Evet, bu koşullarda seçime gidildi ve tüm bu olumsuzluklara karşın % 48 oy alabildi Kılıçdaroğlu. Sandığa gitmeyen veya gidemeyen seçmenlerin sayısı ortada.

Bu koşullarda yapılan seçimlere “demokratik seçim” diyebilen varsa parmak kaldırsın. Demokratik olmayan yönetimlerde, adına ister totaliter deyin, ister dikta deyin, ne derseniz deyin, yapılan seçimler, sadece iktidarın antidemokratik yapısını meşrulaştırmak amacından öteye gidemez.

Meşruiyetinin takdirini sizlere bırakıyorum.

Ne zaman başladı bunlar derseniz, Kılıçdaroğlu’nun ilk yanlışı Ekmeleddin ile derim. Daha sonra 2017’de başlayan tepkisizlikler... Meydanlara çıkarsak kaos olur, anarşi olur... Meydanlar demokrasi mücadelesinin demokratik haklarından birisidir ve en etkili olanıdır.
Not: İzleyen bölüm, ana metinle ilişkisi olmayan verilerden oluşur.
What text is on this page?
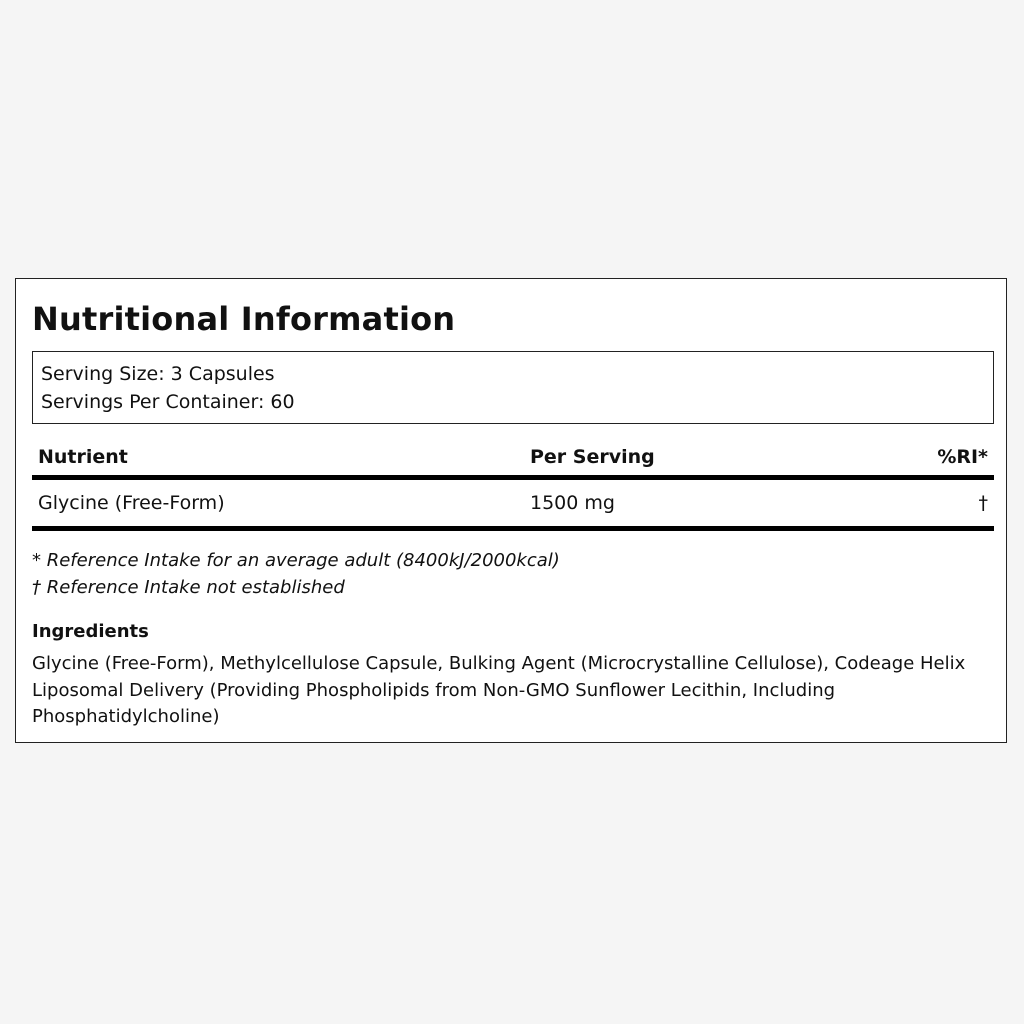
Nutritional Information
Serving Size: 3 Capsules
Servings Per Container: 60
Nutrient	Per Serving	%RI*
Glycine (Free-Form)	1500 mg	†
* Reference Intake for an average adult (8400kJ/2000kcal)
† Reference Intake not established
Ingredients
Glycine (Free-Form), Methylcellulose Capsule, Bulking Agent (Microcrystalline Cellulose), Codeage Helix Liposomal Delivery (Providing Phospholipids from Non-GMO Sunflower Lecithin, Including Phosphatidylcholine)
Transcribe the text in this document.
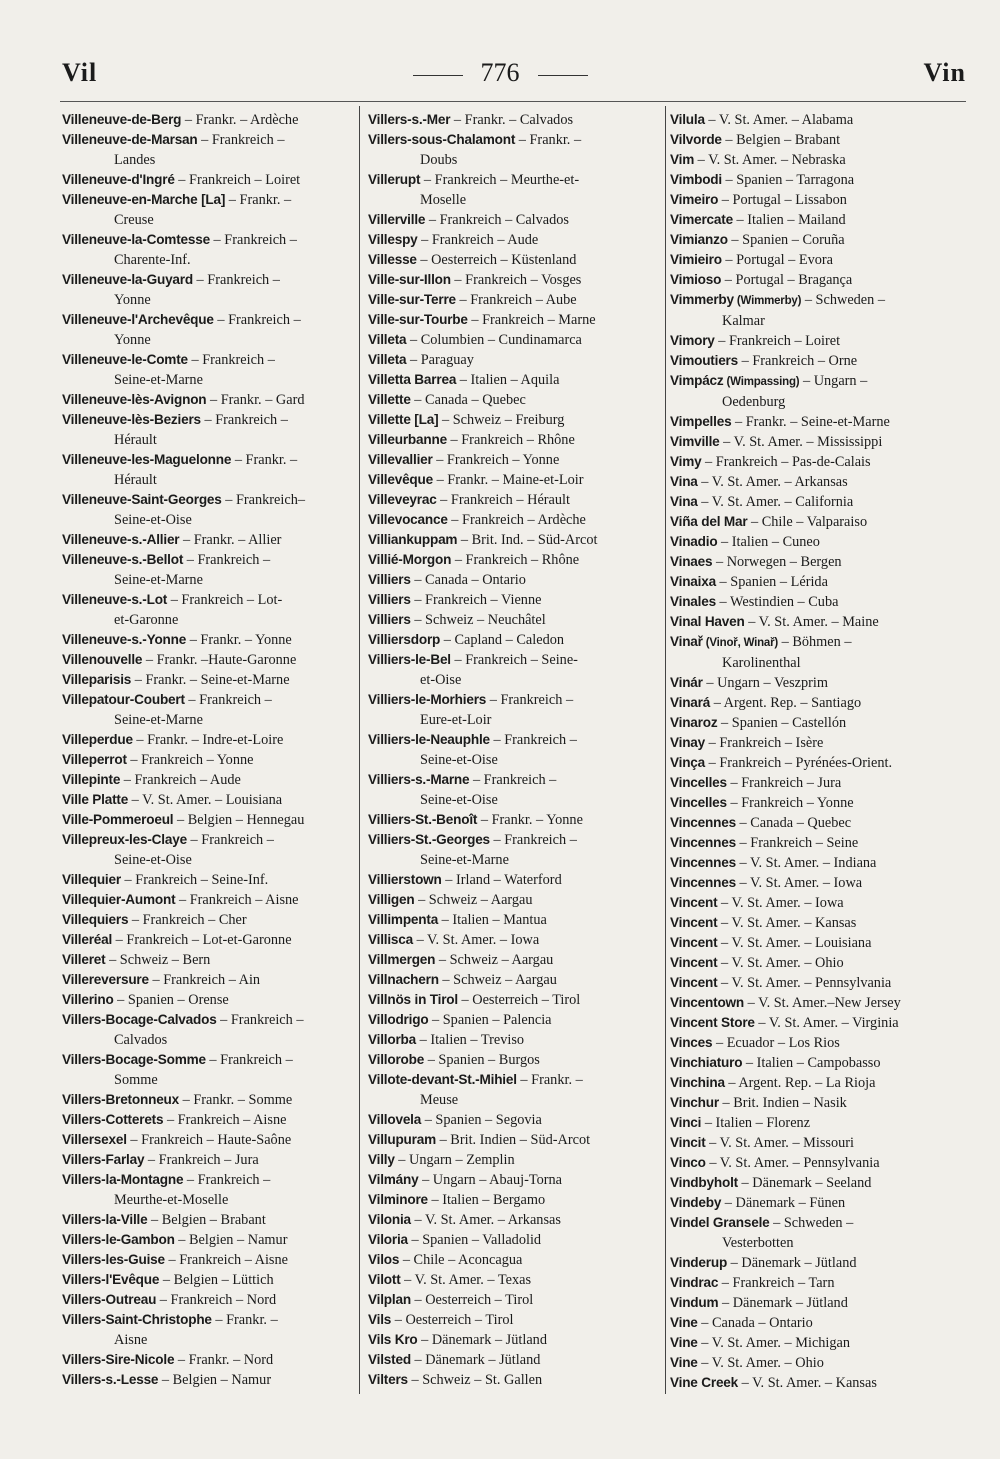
Vil	776	Vin
Villeneuve-de-Berg – Frankr. – Ardèche
Villeneuve-de-Marsan – Frankreich –
Landes
Villeneuve-d'Ingré – Frankreich – Loiret
Villeneuve-en-Marche [La] – Frankr. –
Creuse
Villeneuve-la-Comtesse – Frankreich –
Charente-Inf.
Villeneuve-la-Guyard – Frankreich –
Yonne
Villeneuve-l'Archevêque – Frankreich –
Yonne
Villeneuve-le-Comte – Frankreich –
Seine-et-Marne
Villeneuve-lès-Avignon – Frankr. – Gard
Villeneuve-lès-Beziers – Frankreich –
Hérault
Villeneuve-les-Maguelonne – Frankr. –
Hérault
Villeneuve-Saint-Georges – Frankreich–
Seine-et-Oise
Villeneuve-s.-Allier – Frankr. – Allier
Villeneuve-s.-Bellot – Frankreich –
Seine-et-Marne
Villeneuve-s.-Lot – Frankreich – Lot-
et-Garonne
Villeneuve-s.-Yonne – Frankr. – Yonne
Villenouvelle – Frankr. –Haute-Garonne
Villeparisis – Frankr. – Seine-et-Marne
Villepatour-Coubert – Frankreich –
Seine-et-Marne
Villeperdue – Frankr. – Indre-et-Loire
Villeperrot – Frankreich – Yonne
Villepinte – Frankreich – Aude
Ville Platte – V. St. Amer. – Louisiana
Ville-Pommeroeul – Belgien – Hennegau
Villepreux-les-Claye – Frankreich –
Seine-et-Oise
Villequier – Frankreich – Seine-Inf.
Villequier-Aumont – Frankreich – Aisne
Villequiers – Frankreich – Cher
Villeréal – Frankreich – Lot-et-Garonne
Villeret – Schweiz – Bern
Villereversure – Frankreich – Ain
Villerino – Spanien – Orense
Villers-Bocage-Calvados – Frankreich –
Calvados
Villers-Bocage-Somme – Frankreich –
Somme
Villers-Bretonneux – Frankr. – Somme
Villers-Cotterets – Frankreich – Aisne
Villersexel – Frankreich – Haute-Saône
Villers-Farlay – Frankreich – Jura
Villers-la-Montagne – Frankreich –
Meurthe-et-Moselle
Villers-la-Ville – Belgien – Brabant
Villers-le-Gambon – Belgien – Namur
Villers-les-Guise – Frankreich – Aisne
Villers-l'Evêque – Belgien – Lüttich
Villers-Outreau – Frankreich – Nord
Villers-Saint-Christophe – Frankr. –
Aisne
Villers-Sire-Nicole – Frankr. – Nord
Villers-s.-Lesse – Belgien – Namur
Villers-s.-Mer – Frankr. – Calvados
Villers-sous-Chalamont – Frankr. –
Doubs
Villerupt – Frankreich – Meurthe-et-
Moselle
Villerville – Frankreich – Calvados
Villespy – Frankreich – Aude
Villesse – Oesterreich – Küstenland
Ville-sur-Illon – Frankreich – Vosges
Ville-sur-Terre – Frankreich – Aube
Ville-sur-Tourbe – Frankreich – Marne
Villeta – Columbien – Cundinamarca
Villeta – Paraguay
Villetta Barrea – Italien – Aquila
Villette – Canada – Quebec
Villette [La] – Schweiz – Freiburg
Villeurbanne – Frankreich – Rhône
Villevallier – Frankreich – Yonne
Villevêque – Frankr. – Maine-et-Loir
Villeveyrac – Frankreich – Hérault
Villevocance – Frankreich – Ardèche
Villiankuppam – Brit. Ind. – Süd-Arcot
Villié-Morgon – Frankreich – Rhône
Villiers – Canada – Ontario
Villiers – Frankreich – Vienne
Villiers – Schweiz – Neuchâtel
Villiersdorp – Capland – Caledon
Villiers-le-Bel – Frankreich – Seine-
et-Oise
Villiers-le-Morhiers – Frankreich –
Eure-et-Loir
Villiers-le-Neauphle – Frankreich –
Seine-et-Oise
Villiers-s.-Marne – Frankreich –
Seine-et-Oise
Villiers-St.-Benoît – Frankr. – Yonne
Villiers-St.-Georges – Frankreich –
Seine-et-Marne
Villierstown – Irland – Waterford
Villigen – Schweiz – Aargau
Villimpenta – Italien – Mantua
Villisca – V. St. Amer. – Iowa
Villmergen – Schweiz – Aargau
Villnachern – Schweiz – Aargau
Villnös in Tirol – Oesterreich – Tirol
Villodrigo – Spanien – Palencia
Villorba – Italien – Treviso
Villorobe – Spanien – Burgos
Villote-devant-St.-Mihiel – Frankr. –
Meuse
Villovela – Spanien – Segovia
Villupuram – Brit. Indien – Süd-Arcot
Villy – Ungarn – Zemplin
Vilmány – Ungarn – Abauj-Torna
Vilminore – Italien – Bergamo
Vilonia – V. St. Amer. – Arkansas
Viloria – Spanien – Valladolid
Vilos – Chile – Aconcagua
Vilott – V. St. Amer. – Texas
Vilplan – Oesterreich – Tirol
Vils – Oesterreich – Tirol
Vils Kro – Dänemark – Jütland
Vilsted – Dänemark – Jütland
Vilters – Schweiz – St. Gallen
Vilula – V. St. Amer. – Alabama
Vilvorde – Belgien – Brabant
Vim – V. St. Amer. – Nebraska
Vimbodi – Spanien – Tarragona
Vimeiro – Portugal – Lissabon
Vimercate – Italien – Mailand
Vimianzo – Spanien – Coruña
Vimieiro – Portugal – Evora
Vimioso – Portugal – Bragança
Vimmerby (Wimmerby) – Schweden –
Kalmar
Vimory – Frankreich – Loiret
Vimoutiers – Frankreich – Orne
Vimpácz (Wimpassing) – Ungarn –
Oedenburg
Vimpelles – Frankr. – Seine-et-Marne
Vimville – V. St. Amer. – Mississippi
Vimy – Frankreich – Pas-de-Calais
Vina – V. St. Amer. – Arkansas
Vina – V. St. Amer. – California
Viña del Mar – Chile – Valparaiso
Vinadio – Italien – Cuneo
Vinaes – Norwegen – Bergen
Vinaixa – Spanien – Lérida
Vinales – Westindien – Cuba
Vinal Haven – V. St. Amer. – Maine
Vinař (Vinoř, Winař) – Böhmen –
Karolinenthal
Vinár – Ungarn – Veszprim
Vinará – Argent. Rep. – Santiago
Vinaroz – Spanien – Castellón
Vinay – Frankreich – Isère
Vinça – Frankreich – Pyrénées-Orient.
Vincelles – Frankreich – Jura
Vincelles – Frankreich – Yonne
Vincennes – Canada – Quebec
Vincennes – Frankreich – Seine
Vincennes – V. St. Amer. – Indiana
Vincennes – V. St. Amer. – Iowa
Vincent – V. St. Amer. – Iowa
Vincent – V. St. Amer. – Kansas
Vincent – V. St. Amer. – Louisiana
Vincent – V. St. Amer. – Ohio
Vincent – V. St. Amer. – Pennsylvania
Vincentown – V. St. Amer.–New Jersey
Vincent Store – V. St. Amer. – Virginia
Vinces – Ecuador – Los Rios
Vinchiaturo – Italien – Campobasso
Vinchina – Argent. Rep. – La Rioja
Vinchur – Brit. Indien – Nasik
Vinci – Italien – Florenz
Vincit – V. St. Amer. – Missouri
Vinco – V. St. Amer. – Pennsylvania
Vindbyholt – Dänemark – Seeland
Vindeby – Dänemark – Fünen
Vindel Granselе – Schweden –
Vesterbotten
Vinderup – Dänemark – Jütland
Vindrac – Frankreich – Tarn
Vindum – Dänemark – Jütland
Vine – Canada – Ontario
Vine – V. St. Amer. – Michigan
Vine – V. St. Amer. – Ohio
Vine Creek – V. St. Amer. – Kansas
Sarı Öküz hikâyesini bilirsiniz, bilmeyenlere de okumasını öneririm. Bir defa susarsanız devamı kaçınılmaz olur ve bugünlere gelir ve yaşarız.

Halkın sesini duydunuz mu bilmiyorum. Ne diyorlardı: “Bunlar her türlü hileyi bugüne kadar yaptılar, yine yapacaklar ve kazanacaklar, sandığa gitsek ne olur, gitmesek ne olur.”

Sayın Kılıçdaroğlu temiz bir siyasetçi, çok çalıştı ama hataların sorgulanması gerek, insanlarımızın umutlarını, çocuklarımızın geleceklerini çaldılar, bunu kabul edecek misiniz? Kabul edecek miyiz?

Sarı Öküz’ü vermeyecektiniz.

Son olarak; tüm bu olumsuzluklar ve hatalardan ders alarak yılmadan demokratik mücadeleye devam etmek gerekiyor, önümüzde çok önemli bir yerel yönetim seçimleri var, unutmayalım.